Not only was it the first conference aimed at using WordPress to power higher-ed websites, but it was the first WordPress conference focused on a specific application of WordPress. I took part in this event because I wanted it to be a success and to see more vertical-specific WordPress conferences. The speaker lineup was pretty beefy, lots to be learned for any WordPress user, it was only a few hours south and a dozen of my WPCrowd mates were coming.

And I’m so glad I made the obvious choice to attend. I had a great time, gave a fun talk, made new friends and enjoyed some quality WordPress education and several fine local eating establishments.

If you’d like to see the slides and links form my talk, be sure to check out this post on my blog.

Interesting Talks From WPCampus

I’ll be honest, I mainly attend WordCamps and other WordPress conferences for the “hallway track.” The event was held at University of South Florida’s Manatee campus, which was really quite nice. The venue provided nice indoor and outdoor seating that I took plenty advantage of for talking with friends, networking and what not.

I did attend a few talks, and would like to tell you about some highlights.

Roy Sivan: JavaScript Applications Powered by WordPress and AngularJS

Roy Sivan presenting at WPCampus.
Roy Sivan presenting at WPCampus.
Photo by Kiera Howe.

In this workshop, Roy Sivan, showed us how to make real-time applications using WordPress, AngularJS and Firebase. He walked us through building a notifications bar that auto-updates, in real time for all users.

Be sure to check out the example code for the workshop. It provides a useful introduction to Angular and Firebase. I’d love to see more of this type of approach used to make WordPress sites into less of static documents and into real-time systems for communicating to a community.

Steve Persch: WordPress at Scale

Steve Presch and Rachel Carden at WPCampus
Steve Persch of Pantheon with WPCampus lead organizer Rachel Carden. Photo by Kiera Howe.

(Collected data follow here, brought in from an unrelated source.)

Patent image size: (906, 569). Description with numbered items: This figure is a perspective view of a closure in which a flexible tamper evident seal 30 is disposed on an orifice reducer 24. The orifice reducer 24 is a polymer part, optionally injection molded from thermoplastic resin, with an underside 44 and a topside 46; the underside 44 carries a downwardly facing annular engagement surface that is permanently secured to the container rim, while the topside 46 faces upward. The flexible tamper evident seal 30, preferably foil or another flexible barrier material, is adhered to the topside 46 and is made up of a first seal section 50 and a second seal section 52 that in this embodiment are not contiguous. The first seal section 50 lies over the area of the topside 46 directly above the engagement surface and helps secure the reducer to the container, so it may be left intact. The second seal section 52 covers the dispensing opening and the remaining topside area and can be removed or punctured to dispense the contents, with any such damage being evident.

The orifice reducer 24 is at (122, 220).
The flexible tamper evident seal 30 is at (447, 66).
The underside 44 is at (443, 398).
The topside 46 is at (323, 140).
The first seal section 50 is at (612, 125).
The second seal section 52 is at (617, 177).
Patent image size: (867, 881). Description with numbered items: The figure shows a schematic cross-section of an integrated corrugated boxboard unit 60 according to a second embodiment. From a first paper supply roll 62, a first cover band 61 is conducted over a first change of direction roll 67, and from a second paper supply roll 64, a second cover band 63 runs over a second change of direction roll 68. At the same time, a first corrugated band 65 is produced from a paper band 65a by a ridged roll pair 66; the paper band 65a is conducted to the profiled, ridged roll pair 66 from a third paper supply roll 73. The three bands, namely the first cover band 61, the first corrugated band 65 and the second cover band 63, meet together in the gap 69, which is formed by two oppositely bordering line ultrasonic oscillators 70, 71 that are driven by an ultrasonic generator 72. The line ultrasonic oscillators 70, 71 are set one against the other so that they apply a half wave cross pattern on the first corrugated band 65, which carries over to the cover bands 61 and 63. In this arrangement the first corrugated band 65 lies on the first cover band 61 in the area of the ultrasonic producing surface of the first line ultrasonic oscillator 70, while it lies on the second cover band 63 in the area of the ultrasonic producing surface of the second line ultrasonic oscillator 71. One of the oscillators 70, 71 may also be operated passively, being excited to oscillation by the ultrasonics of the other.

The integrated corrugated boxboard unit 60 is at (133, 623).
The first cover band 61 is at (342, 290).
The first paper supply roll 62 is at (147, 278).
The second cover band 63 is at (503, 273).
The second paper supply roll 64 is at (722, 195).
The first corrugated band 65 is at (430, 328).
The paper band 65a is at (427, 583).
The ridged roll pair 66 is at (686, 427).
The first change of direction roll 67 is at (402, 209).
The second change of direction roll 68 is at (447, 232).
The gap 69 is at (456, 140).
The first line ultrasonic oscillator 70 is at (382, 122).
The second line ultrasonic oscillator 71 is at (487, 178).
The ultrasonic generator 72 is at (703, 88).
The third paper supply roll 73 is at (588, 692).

Steve is an engineer at Pantheon that I met this weekend. He and his Pantheon colleague Dwyane were both super-nice people. Steve gave a great talk on scaling WordPress and Dwayne bought a jar of pickles to share at a bar a few of us ended up at after the second night’s after party.

Steve’s talk was a great overview of the challenges to building a high-performance WordPress site and ensuring it scaled. He gave really good insight on each of the problems and what solutions to use for each. He also introduced us to a valuable resource that I did not know about — the site WordPress at scale.

Mike Corkum Deployment and Workflow Tips and Tricks

Mike Corkum presenting at WPCampus.
Mike Corkum presenting at WPCampus.
Photo by Kiera Howe

Mike Corkum powered through a lightning talk on deployment strategies for WordPress with grace and power. This short talk was crammed full of great insights on improving the process of testing, deploying and managing multiple environments in an efficient manner.

The talk showed, with some excellent code examples of how to avoid major pain points in moving between environments, chronicled how his team reduced the time for upgrades of all of their university’s sites from 5-7 days to several minutes. Be sure to check out his slides to learn more about how to make your testing and deployments more industrious.

Awesome Start!

For a first time conference, WPCampus was a rousing success. In fact, i go to a lot of WordCamps and I have to say this was one of the better WordPress conferences.

So, I’m not just looking forward to WPCampus 2017, but I am looking forward to more niche WordPress conferences like this for other uses of WordPress. WordPress is huge and no one conference can fit everyone’s needs. But, at this scale organizing a conference for a specific section of the users is clearly possible. WPCampus not only prove the possibility, it knocked it out of the park.